Antiquities minister proposes constitutional changes to provide protection

Nevine El-Aref , Monday 29 Jul 2013

Egypt's antiquities minister Mohamed Ibrahim suggests adding two articles to new constitution in order to protect the country's heritage

Giza plateau (archive)

Minister of State for Antiquities Mohamed Ibrahim told Ahram Online that he has proposed inserting two articles in Egypt's new constitution to protect the country's heritage.

The first article stipulates that the community, with its diverse ideological and political segments, should protect and preserve Egypt's cultural and archaeological heritage and prohibit the tampering with, mutilating, or defacing of it.

The second article, said Ibrahim, urges state authorities to wide spread cultural and archaeological awareness among Egyptians and in regional and international communities. It also proposes for stronger protection of the country's intellectual rights in the field of antiquities.

Ibrahim told Ahram Online that these additions are a must because it would protect Egypt's archaeological heritage from further abuse, especially if the country's regime changes its approach to heritage.

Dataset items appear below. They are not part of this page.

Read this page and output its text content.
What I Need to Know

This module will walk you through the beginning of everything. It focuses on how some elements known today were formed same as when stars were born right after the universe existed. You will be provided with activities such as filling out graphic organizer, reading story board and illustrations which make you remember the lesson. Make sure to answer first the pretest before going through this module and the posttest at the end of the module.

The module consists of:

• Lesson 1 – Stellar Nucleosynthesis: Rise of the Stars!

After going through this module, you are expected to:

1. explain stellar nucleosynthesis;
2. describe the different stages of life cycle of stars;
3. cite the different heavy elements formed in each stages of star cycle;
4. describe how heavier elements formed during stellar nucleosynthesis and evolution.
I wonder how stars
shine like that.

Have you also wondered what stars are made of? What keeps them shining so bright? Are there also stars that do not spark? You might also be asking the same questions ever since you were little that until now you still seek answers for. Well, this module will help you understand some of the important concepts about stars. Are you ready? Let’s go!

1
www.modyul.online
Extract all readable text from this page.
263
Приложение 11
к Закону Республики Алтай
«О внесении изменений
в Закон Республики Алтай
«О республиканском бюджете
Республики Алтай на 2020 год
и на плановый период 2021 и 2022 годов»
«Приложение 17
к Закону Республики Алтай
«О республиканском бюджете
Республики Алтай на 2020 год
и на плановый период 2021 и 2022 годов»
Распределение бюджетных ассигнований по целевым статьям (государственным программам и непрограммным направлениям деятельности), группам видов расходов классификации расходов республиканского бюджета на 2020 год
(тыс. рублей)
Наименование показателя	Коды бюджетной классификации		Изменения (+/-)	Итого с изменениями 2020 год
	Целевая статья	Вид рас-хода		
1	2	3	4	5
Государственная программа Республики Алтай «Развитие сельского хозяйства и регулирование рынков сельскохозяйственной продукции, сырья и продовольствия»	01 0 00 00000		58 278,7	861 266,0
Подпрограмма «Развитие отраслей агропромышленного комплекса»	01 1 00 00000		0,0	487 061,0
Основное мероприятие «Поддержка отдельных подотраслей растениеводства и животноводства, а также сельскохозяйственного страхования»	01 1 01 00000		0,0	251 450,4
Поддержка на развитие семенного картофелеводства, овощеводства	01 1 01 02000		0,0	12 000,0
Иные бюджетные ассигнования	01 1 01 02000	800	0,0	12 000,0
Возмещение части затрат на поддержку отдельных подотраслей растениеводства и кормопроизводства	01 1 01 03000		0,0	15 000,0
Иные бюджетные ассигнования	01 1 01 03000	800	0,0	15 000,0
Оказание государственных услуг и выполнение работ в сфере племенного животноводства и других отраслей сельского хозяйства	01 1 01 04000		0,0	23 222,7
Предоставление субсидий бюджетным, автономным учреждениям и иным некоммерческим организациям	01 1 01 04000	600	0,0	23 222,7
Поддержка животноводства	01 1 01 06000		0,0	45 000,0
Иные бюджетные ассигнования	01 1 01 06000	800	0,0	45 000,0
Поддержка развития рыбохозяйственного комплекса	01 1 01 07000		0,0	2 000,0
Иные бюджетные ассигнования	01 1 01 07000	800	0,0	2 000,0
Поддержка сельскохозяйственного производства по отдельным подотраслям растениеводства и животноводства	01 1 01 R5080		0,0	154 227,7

Mohamed Ramadan, director general of legal affairs at the Ministry of State of Antiquities (MSA), asserted that this addition came because the old constitution did not have any article concerning the protection of the country's cultural and archaeological heritage.

In the old constitution, Ramadan said, antiquities did not have its own article, but its protection came as part of the state's care of all rights and freedom, which does not bode well with Egypt's diverse heritage.

Both suggested articles were sent to Ali Awad, the president's advisor for constitutional affairs, and the person in charge of the Supreme Committee for Constitution Amendment.